Company A is a REIT, organized as a corporation under the laws of California. Company A has one class of voting common stock outstanding. Company B is also a REIT, organized under the laws of California. Company B has one class of convertible preferred stock outstanding. Each of Company A and Company B is its own ultimate parent entity.

Under the terms of the proposed transaction, Company A will merge with and into Company B, with Company B surviving. The outstanding shares of Company A common stock will be converted into cash and/or shares of Company B common stock, at the election of each Company A shareholder. However, no more than 50% of the Company A common stock will be converted into cash. The outstanding common stock of Company B will not be converted or exchanged as a result of the merger.

I assume that the acquisition described above would fall within the FTCs informal policy that the acquisition of a REIT by a REIT is not reportable. If you do not agree with this conclusion, or if you need additional information in order to make a determination, please contact me at (redacted). If you do not contact me, I will assume that you agree with this conclusion.

Thanks for your help and attention to this matter.

Very truly yours,

(redacted)

(redacted)

STAFF COMMENTS: 3/11/94

Advised writer that a REITs purchase of the assets or voting stock of another REIT is exempt under 7A(c)(1).
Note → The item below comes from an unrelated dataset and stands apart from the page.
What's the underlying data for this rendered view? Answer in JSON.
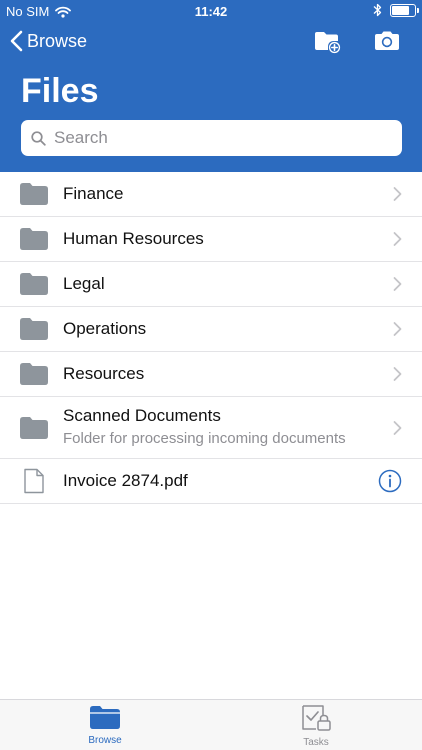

However, the acquisition of the voting stock of a REIT by someone other than a REIT, such as by the shareholders of Company A after its merger into REIT B, is potentially reportable as a voting stock purchase.

R.B. Smith

About Informal Interpretations

Informal interpretations provide guidance from previous staff interpretations on the applicability of the HSR rules to specific fact situations. You should not rely on them as a substitute for reading the Act and the Rules themselves. These materials do not, and are not intended to, constitute legal advice.